En el ejercicio de la abogacía, especialmente en materias sensibles como el derecho de familia, es común encontrarnos con personas atravesadas por emociones intensas. Nuestros clientes llegan a nosotros en momentos de crisis, muchas veces dolidos, enojados o desesperados. Y ahí es donde se vuelve fundamental que quienes ejercemos esta profesión sepamos tomar distancia emocional y mantener la mesura.

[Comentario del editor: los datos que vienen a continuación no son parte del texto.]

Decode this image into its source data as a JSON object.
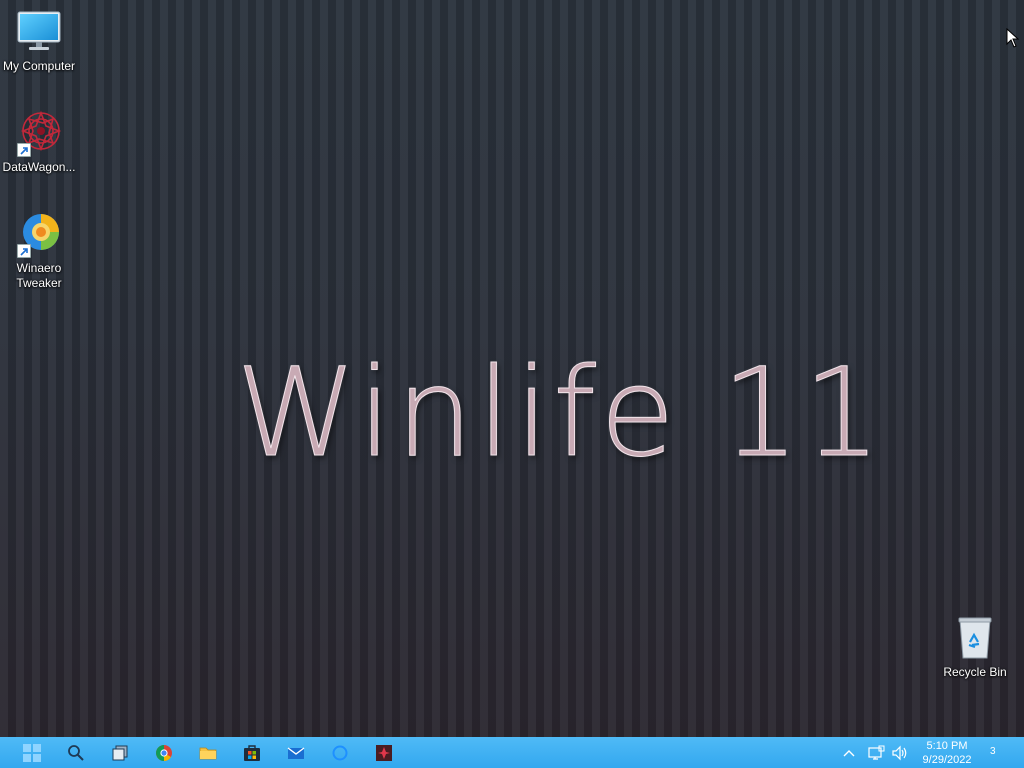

Como abogadas y abogados, no estamos para replicar el enojo de la parte, ni para alimentar su conflicto. Nuestra labor es escuchar, contener y luego traducir esa experiencia en términos jurídicos, aportando herramientas que permitan una resolución justa y viable. No se trata de no empatizar, sino de entender que nuestro rol no es el de vengadores, sino el de profesionales que ayudan a sus clientes a encontrar salidas legales a sus problemas.

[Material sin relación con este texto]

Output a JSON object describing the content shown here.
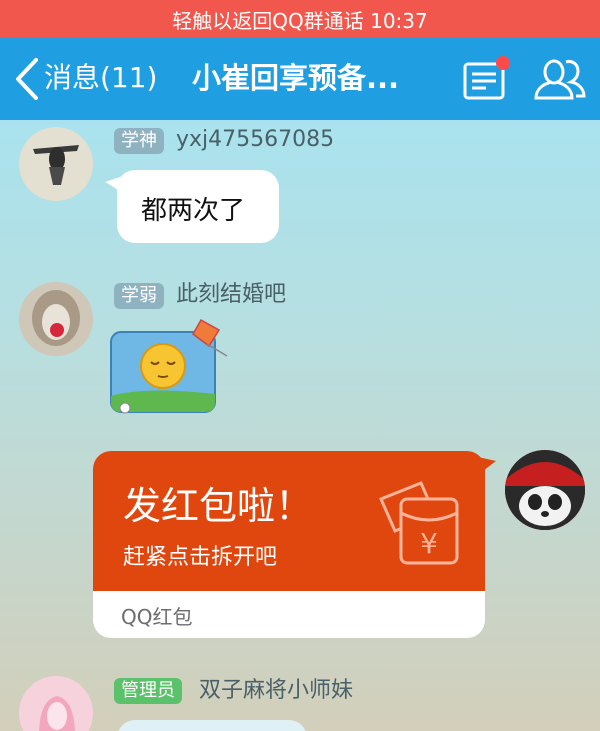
{
  "status_bar": {
    "call_text": "轻触以返回QQ群通话 10:37"
  },
  "nav": {
    "back_label": "消息(11)",
    "title": "小崔回享预备...",
    "notice_icon": "notice-board-icon",
    "group_icon": "group-members-icon"
  },
  "messages": [
    {
      "tag": "学神",
      "nick": "yxj475567085",
      "text": "都两次了"
    },
    {
      "tag": "学弱",
      "nick": "此刻结婚吧",
      "sticker": "sleeping-emoji-sticker"
    },
    {
      "red_packet": {
        "title": "发红包啦！",
        "subtitle": "赶紧点击拆开吧",
        "footer": "QQ红包",
        "currency_symbol": "¥"
      }
    },
    {
      "tag": "管理员",
      "nick": "双子麻将小师妹"
    }
  ],
  "colors": {
    "call_bar": "#f2574d",
    "nav": "#1f9ee1",
    "red_packet": "#e0470f",
    "tag_default": "#8fb2c0",
    "tag_admin": "#5cc16b"
  }
}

Lamentablemente, no siempre se ve así. En más de una ocasión he compartido procesos con colegas que adoptan la causa como si fuera propia, perdiendo objetividad y dejando de lado la posibilidad de construir acuerdos. Cuando los abogados se posicionan con la misma carga pasional que sus clientes, el proceso se empantana y, lo que es peor, se deteriora la relación entre colegas, algo que debería estar por encima de cada caso particular.

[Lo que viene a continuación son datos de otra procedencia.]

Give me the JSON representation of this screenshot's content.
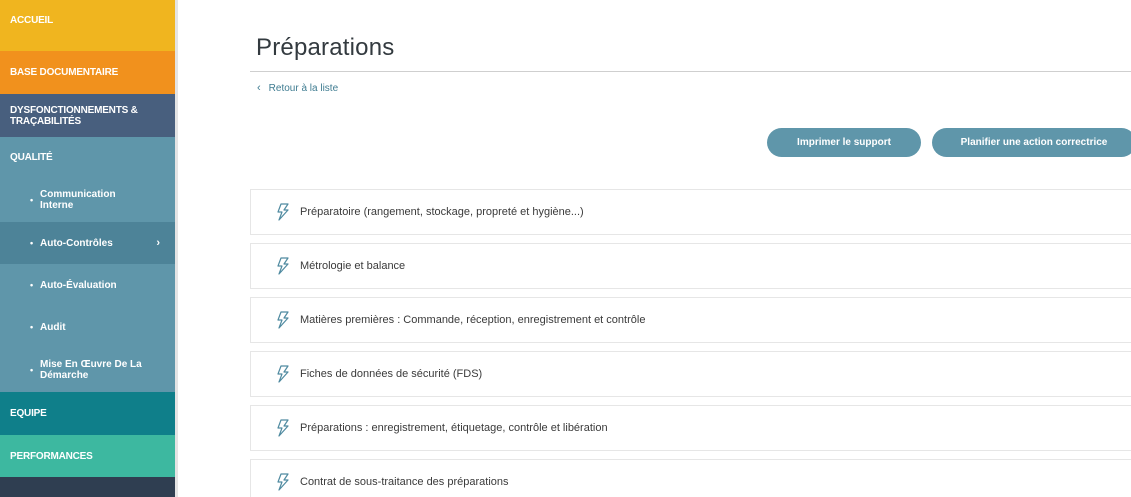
{
  "sidebar": {
    "items": [
      {
        "label": "ACCUEIL",
        "color": "#f0b51f"
      },
      {
        "label": "BASE DOCUMENTAIRE",
        "color": "#f1911d"
      },
      {
        "label": "DYSFONCTIONNEMENTS & TRAÇABILITÉS",
        "color": "#485f7e"
      },
      {
        "label": "QUALITÉ",
        "color": "#5f96aa"
      },
      {
        "label": "EQUIPE",
        "color": "#0f7f8a"
      },
      {
        "label": "PERFORMANCES",
        "color": "#3db8a0"
      }
    ],
    "sub_items": [
      {
        "label": "Communication Interne"
      },
      {
        "label": "Auto-Contrôles",
        "active": true
      },
      {
        "label": "Auto-Évaluation"
      },
      {
        "label": "Audit"
      },
      {
        "label": "Mise En Œuvre De La Démarche"
      }
    ],
    "footer_color": "#2f3e51"
  },
  "main": {
    "title": "Préparations",
    "back_link": "Retour à la liste",
    "buttons": {
      "print": "Imprimer le support",
      "plan": "Planifier une action correctrice"
    },
    "rows": [
      {
        "label": "Préparatoire (rangement, stockage, propreté et hygiène...)"
      },
      {
        "label": "Métrologie et balance"
      },
      {
        "label": "Matières premières : Commande, réception, enregistrement et contrôle"
      },
      {
        "label": "Fiches de données de sécurité (FDS)"
      },
      {
        "label": "Préparations : enregistrement, étiquetage, contrôle et libération"
      },
      {
        "label": "Contrat de sous-traitance des préparations"
      }
    ]
  }
}
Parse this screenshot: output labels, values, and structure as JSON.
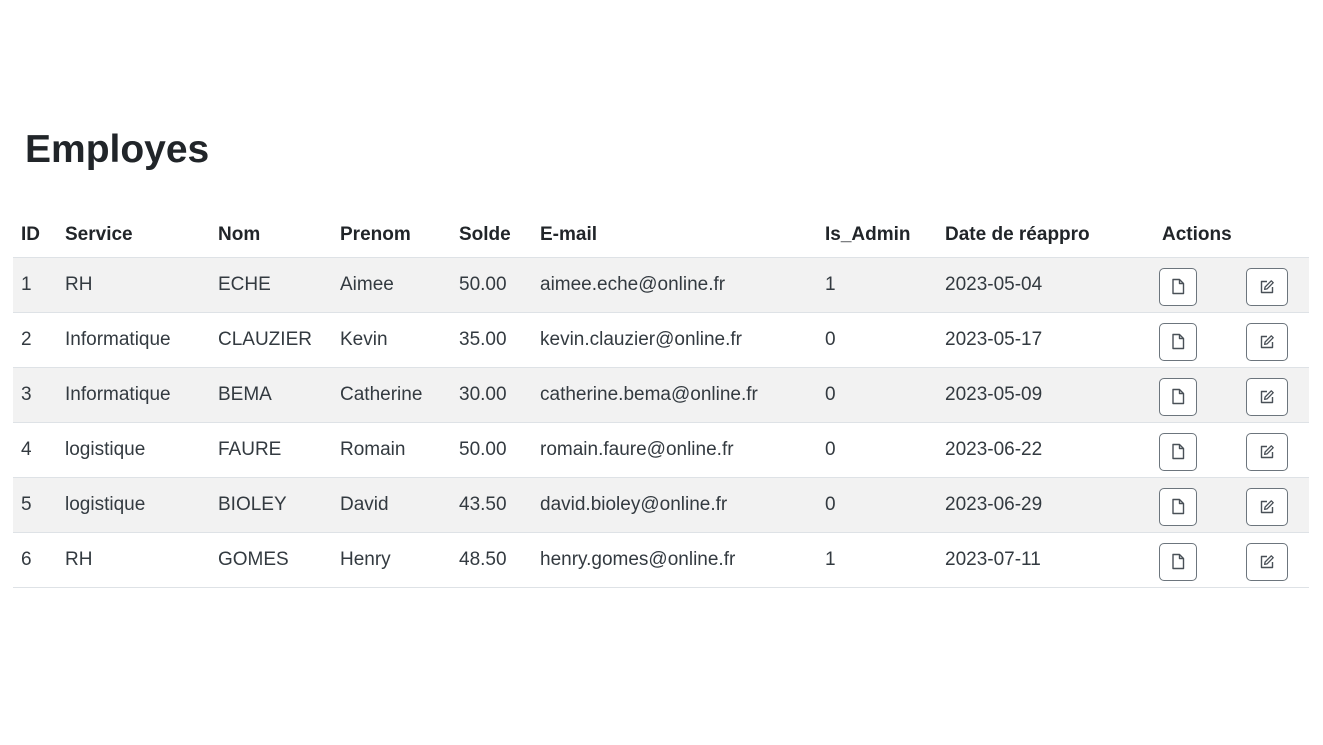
{
  "page": {
    "title": "Employes"
  },
  "table": {
    "headers": {
      "id": "ID",
      "service": "Service",
      "nom": "Nom",
      "prenom": "Prenom",
      "solde": "Solde",
      "email": "E-mail",
      "is_admin": "Is_Admin",
      "date": "Date de réappro",
      "actions": "Actions"
    },
    "rows": [
      {
        "id": "1",
        "service": "RH",
        "nom": "ECHE",
        "prenom": "Aimee",
        "solde": "50.00",
        "email": "aimee.eche@online.fr",
        "is_admin": "1",
        "date": "2023-05-04"
      },
      {
        "id": "2",
        "service": "Informatique",
        "nom": "CLAUZIER",
        "prenom": "Kevin",
        "solde": "35.00",
        "email": "kevin.clauzier@online.fr",
        "is_admin": "0",
        "date": "2023-05-17"
      },
      {
        "id": "3",
        "service": "Informatique",
        "nom": "BEMA",
        "prenom": "Catherine",
        "solde": "30.00",
        "email": "catherine.bema@online.fr",
        "is_admin": "0",
        "date": "2023-05-09"
      },
      {
        "id": "4",
        "service": "logistique",
        "nom": "FAURE",
        "prenom": "Romain",
        "solde": "50.00",
        "email": "romain.faure@online.fr",
        "is_admin": "0",
        "date": "2023-06-22"
      },
      {
        "id": "5",
        "service": "logistique",
        "nom": "BIOLEY",
        "prenom": "David",
        "solde": "43.50",
        "email": "david.bioley@online.fr",
        "is_admin": "0",
        "date": "2023-06-29"
      },
      {
        "id": "6",
        "service": "RH",
        "nom": "GOMES",
        "prenom": "Henry",
        "solde": "48.50",
        "email": "henry.gomes@online.fr",
        "is_admin": "1",
        "date": "2023-07-11"
      }
    ],
    "row_actions": [
      {
        "name": "view-button",
        "icon": "document-icon"
      },
      {
        "name": "edit-button",
        "icon": "edit-icon"
      }
    ]
  },
  "colors": {
    "stripe": "#f2f2f2",
    "border": "#dee2e6",
    "button_border": "#6c757d",
    "text": "#212529"
  }
}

Defender con firmeza no es lo mismo que atacar sin límites. El respeto mutuo entre colegas no es solo una cuestión ética, sino también estratégica: muchas veces es ese vínculo profesional el que permite abrir caminos para una solución más rápida y menos dolorosa para las partes.
La mesura, entonces, no es debilidad. Es responsabilidad. Es profesionalismo. Y es también una forma de cuidar no solo a nuestros clientes, sino al sistema de justicia en su conjunto.